憧れの王子様。
ずっと待ち続けていた優しい王子様。
王子様との出会いは、多分、どんな女の子にでもあることなのです。
でも、実際に王子様を自分のものにする女の子は稀。
王子様を自分のものにする男はもっと稀でしょう。


氷河姫は、そんな稀に見る幸運を自分の手中に収めるための努力を開始したのです。
その努力には、少々の狡猾さと嘘も混じってはいましたが。


「王子が、一生俺だけを愛し続けると神に誓うなら、王子の国に行ってやってもいい」

「ほ…本当ですかっ!」

初恋の激しさと純粋さに捕らわれていた瞬王子が、氷河姫のその言葉の裏にある思惑になど気付くはずもありません。

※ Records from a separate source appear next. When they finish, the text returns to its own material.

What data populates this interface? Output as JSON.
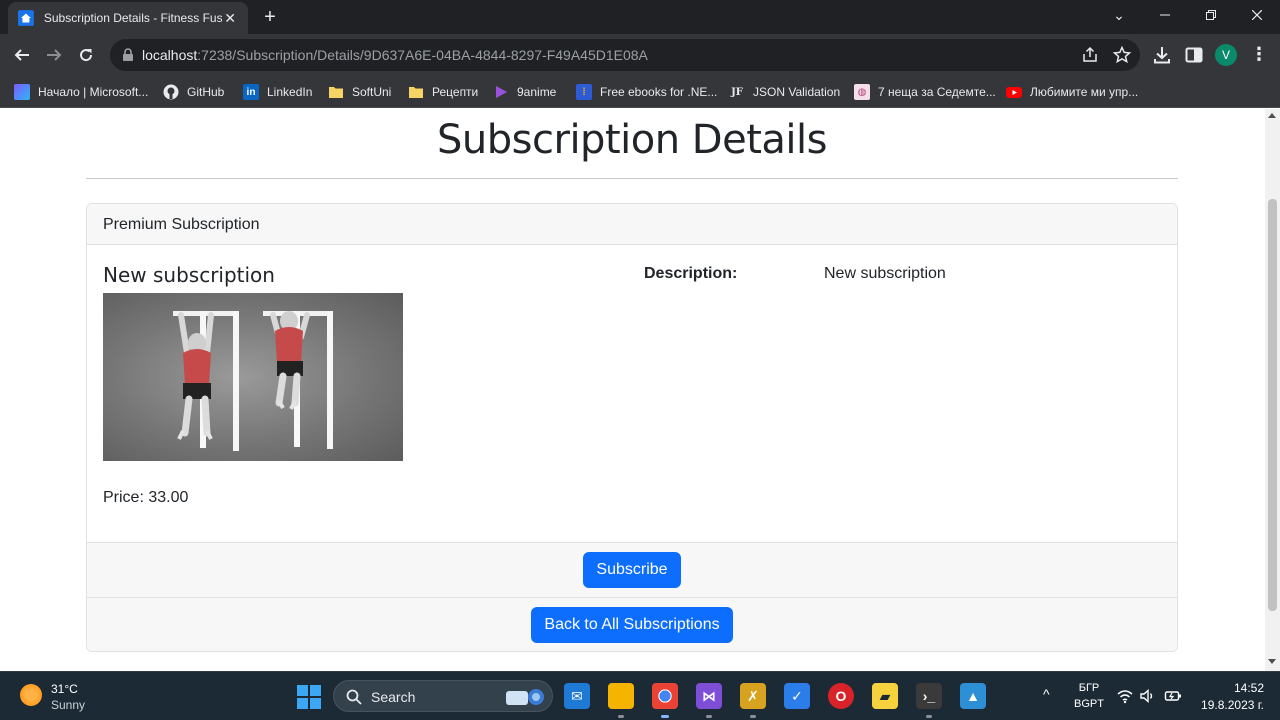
{
  "browser": {
    "tab_title": "Subscription Details - Fitness Fusion",
    "url_host": "localhost",
    "url_path": ":7238/Subscription/Details/9D637A6E-04BA-4844-8297-F49A45D1E08A",
    "profile_initial": "V",
    "bookmarks": [
      {
        "label": "Начало | Microsoft...",
        "icon": "microsoft-365-icon",
        "color": "#7b5cff"
      },
      {
        "label": "GitHub",
        "icon": "github-icon",
        "color": "#ffffff"
      },
      {
        "label": "LinkedIn",
        "icon": "linkedin-icon",
        "color": "#0a66c2"
      },
      {
        "label": "SoftUni",
        "icon": "folder-icon",
        "color": "#f6d365"
      },
      {
        "label": "Рецепти",
        "icon": "folder-icon",
        "color": "#f6d365"
      },
      {
        "label": "9anime",
        "icon": "play-icon",
        "color": "#9b51e0"
      },
      {
        "label": "Free ebooks for .NE...",
        "icon": "ebook-icon",
        "color": "#2d5bd6"
      },
      {
        "label": "JSON Validation",
        "icon": "jf-icon",
        "color": "#202124"
      },
      {
        "label": "7 неща за Седемте...",
        "icon": "article-icon",
        "color": "#e8b4c8"
      },
      {
        "label": "Любимите ми упр...",
        "icon": "youtube-icon",
        "color": "#ff0000"
      }
    ]
  },
  "page": {
    "title": "Subscription Details",
    "card_header": "Premium Subscription",
    "subscription_name": "New subscription",
    "image_alt": "Pull-up exercise illustration",
    "price_text": "Price: 33.00",
    "description_label": "Description:",
    "description_value": "New subscription",
    "subscribe_label": "Subscribe",
    "back_label": "Back to All Subscriptions",
    "accent_color": "#0d6efd"
  },
  "taskbar": {
    "weather_temp": "31°C",
    "weather_desc": "Sunny",
    "search_label": "Search",
    "lang_line1": "БГР",
    "lang_line2": "BGPT",
    "time": "14:52",
    "date": "19.8.2023 г."
  }
}
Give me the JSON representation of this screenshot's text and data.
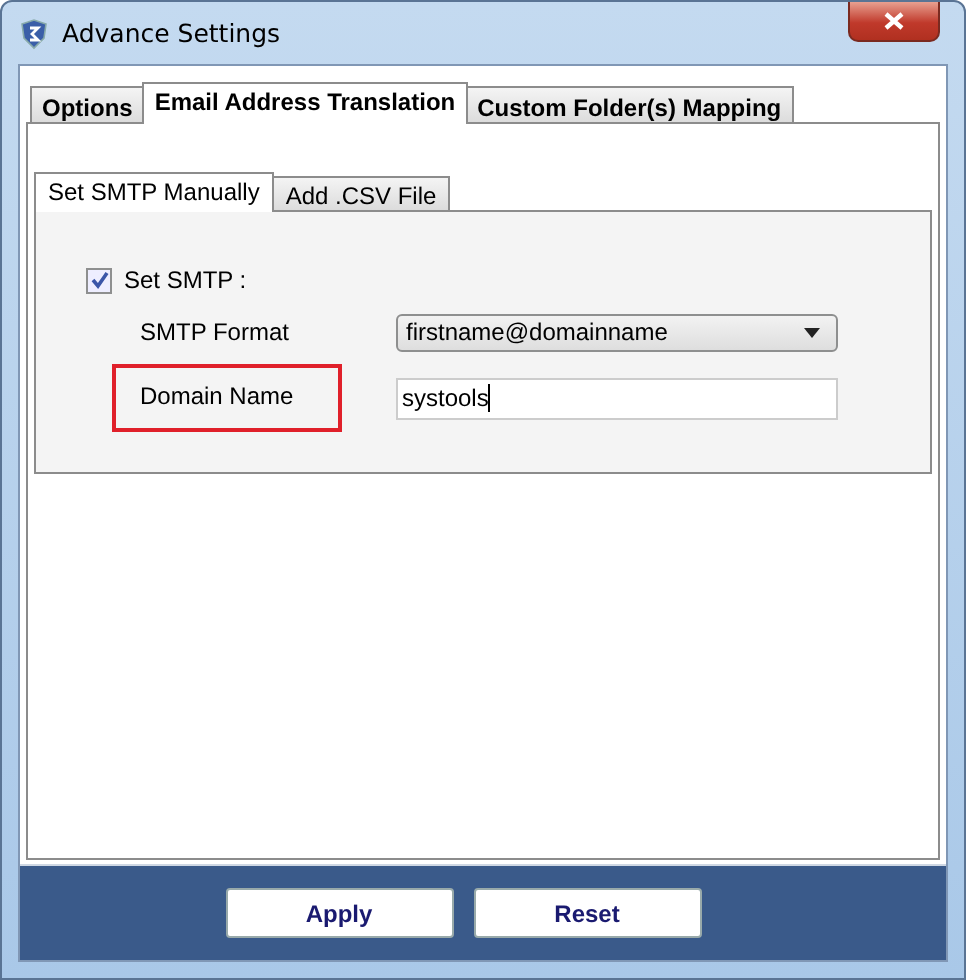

「もちろんです! 僕は一生涯、氷河姫だけを愛し続けます!」
初恋の氷河姫と結ばれることだけが望みである瞬王子に、その誓い以外の言葉はありませんでした。



「なら、俺は瞬王子の国に行こう」

「ほんとに!?」
氷河姫の返事を聞いて、ぱっと嬉しそうに輝いた瞬王子の瞳。
しかし、その瞳はすぐに涙で潤み始めたのです。


「よかった……勇気出して、好きですって言って……」

人差し指で自分の涙を拭い取りながら、呟くようにそう言って、瞬王子が氷河姫に微笑を向けます。


「王子……」

瞬王子もまた、めぐり合った幸運(?)を手に入れるため、勇気を振り絞っていたのだと知って、氷河姫はとても感動しました。
そして、その感動は心だけでなく――まあ、その……身体にも作用したのです。



(うー。マジで可愛い……)


氷河姫はそれ以上耐えられませんでした。
涙ぐむ王子様の肩を抱いて寝台に座らせ、氷河姫は瞬王子に尋ねました。


「瞬王子。王子は、一生を共にしようと約束をした二人が必ずすることを知っているか?」
「え? なに? 僕、知らないです」
「そうか。やっぱり」
本当にこんな幸運が降ってくることもあるのだと、氷河姫は北叟笑みを隠しきれませんでした。


「ど……どんなことですか?」
不安そうに眉根を寄せて氷河姫を見あげる瞬王子の心許なげな様子が、ますます氷河姫の心を沸き立たせます。

「そんな不安そうにしないでいてもいい。俺が今から教えてやるから」
「あ、ありがとう。氷河姫」

ほっとしたように身体の緊張を解いた瞬王子の唇は、そして、次の瞬間には氷河姫のものになっていたのでした。